The Alliance’s first major initiative was an Elimination of Mother-to-child Transmission symposium—the first ever in Indonesia. Partners have embraced the World Health Organization (WHO) triple target of eliminating mother-to-child transmission of HIV, syphilis and hepatitis B by 2030. A series of sessions were delivered in-person and online. A total of 115 participants from the government, communities, academia, healthcare and media joined the EMTCT Symposium in Jakarta.

Dr. Laila Mahmudah, Head of the Neo Maternal Division at the Ministry of Health, underlined the importance of accelerating EMTCT efforts across the range of issues. She noted that currently 66% of pregnant women received hepatitis B early detection services while just 25% of pregnant women are tested for syphilis.

Multisectoral stakeholders and participants discussed strategies with participants from Malaysia and Thailand, which have both received EMTCT validation for HIV. Dr Anita Suleiman, Director of Disease Control of the Ministry of Health of Malaysia, pointed to the importance of effective leadership and health system governance for country-wide implementation.

“One of the lessons from countries that achieved EMTCT is that it is possible to end AIDS and vertical transmissions, especially in low-prevalence regions like Indonesia, through robust governance and good-quality performance. Indonesia can also achieve EMTCT by 2030, and I hope this symposium leverages the coordination efforts towards the elimination of HIV, syphilis and hepatitis B,” said Dr Shafflq Essajee, Senior Advisor, HIV, UNICEF New York.
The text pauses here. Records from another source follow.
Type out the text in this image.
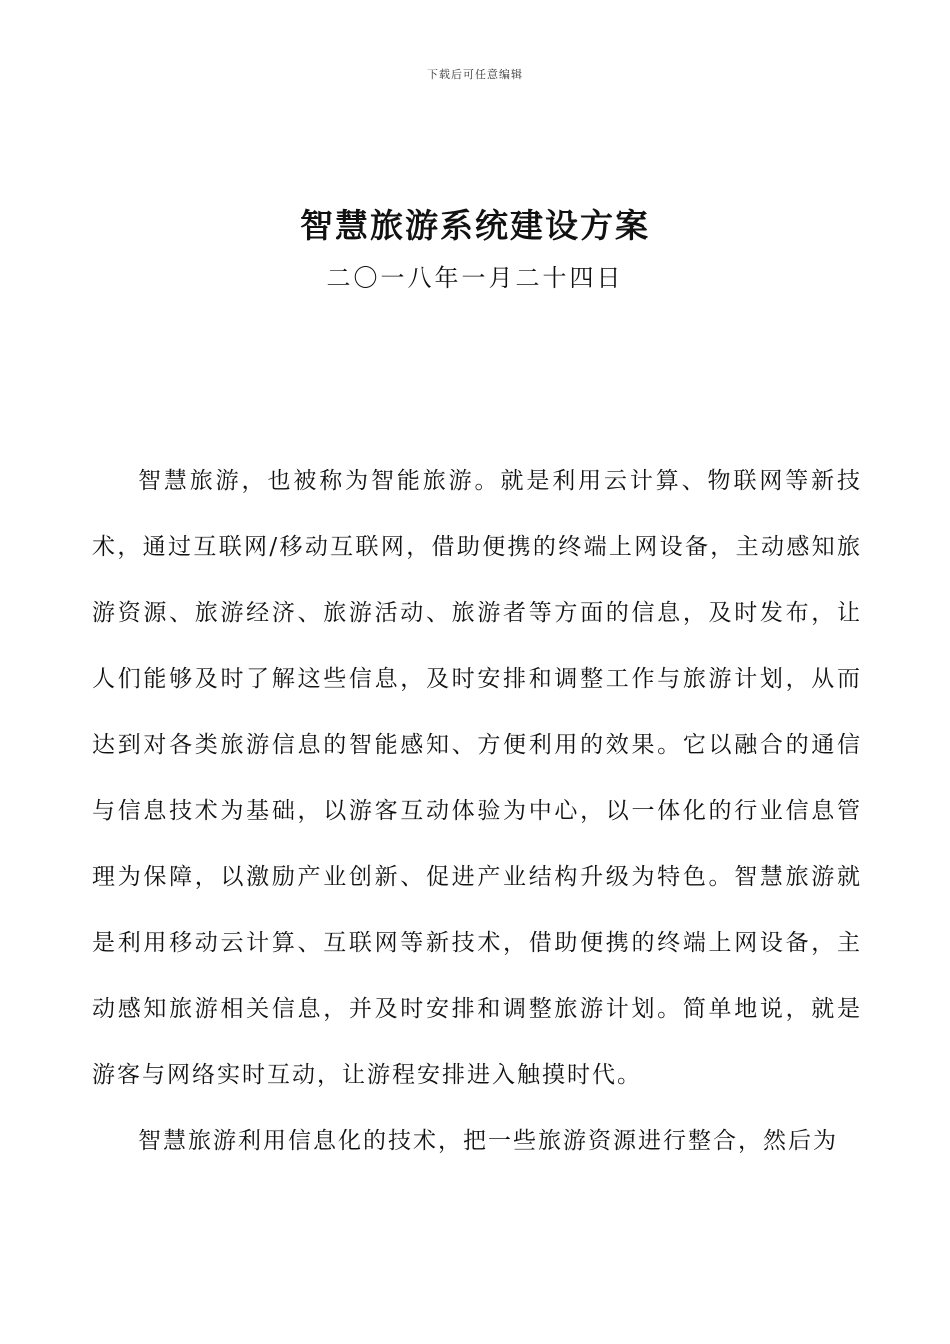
下载后可任意编辑
智慧旅游系统建设方案
二〇一八年一月二十四日

智慧旅游，也被称为智能旅游。就是利用云计算、物联网等新技术，通过互联网/移动互联网，借助便携的终端上网设备，主动感知旅游资源、旅游经济、旅游活动、旅游者等方面的信息，及时发布，让人们能够及时了解这些信息，及时安排和调整工作与旅游计划，从而达到对各类旅游信息的智能感知、方便利用的效果。它以融合的通信与信息技术为基础，以游客互动体验为中心，以一体化的行业信息管理为保障，以激励产业创新、促进产业结构升级为特色。智慧旅游就是利用移动云计算、互联网等新技术，借助便携的终端上网设备，主动感知旅游相关信息，并及时安排和调整旅游计划。简单地说，就是游客与网络实时互动，让游程安排进入触摸时代。

智慧旅游利用信息化的技术，把一些旅游资源进行整合，然后为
However, it was emphasised that political commitment must be bolstered by community-led strategies to reach and retain mothers living with HIV. Community mobilization and community health workers are critical approaches. Ikatan Perempuan Positif Indonesia (IPPI), the national network of women living with HIV, also endorsed the Thai approach of providing free formula for mothers living with HIV in low-resource districts.

Ayu Oktariani, IPPI National Coordinator and a member of the National Alliance to End AIDS in Children reiterated her organization’s commitment to implementing the community-led strategies in support of EMTCT in the coming years.

“This Symposium means more than words I can explain,” said Ayu Raka from the Akar Cinta Kasih Foundation, a community organisation in Bali. “When I return to Bali, I will advocate for EMTCT with local multisectoral stakeholders and communities in my region. I am confident we can make a healthier society and improve health for all mothers and babies.”

UNAIDS Country Director for Indonesia, Krittayawan Boonto, promised the continuous backing of UNAIDS.

“We will continue to support not only mothers, but also fathers, in protecting babies from new HIV infections. I wish for Indonesia to become the fifth country in Asia Pacific to achieve EMTCT. But we can only do it with the leadership of communities,” she ended.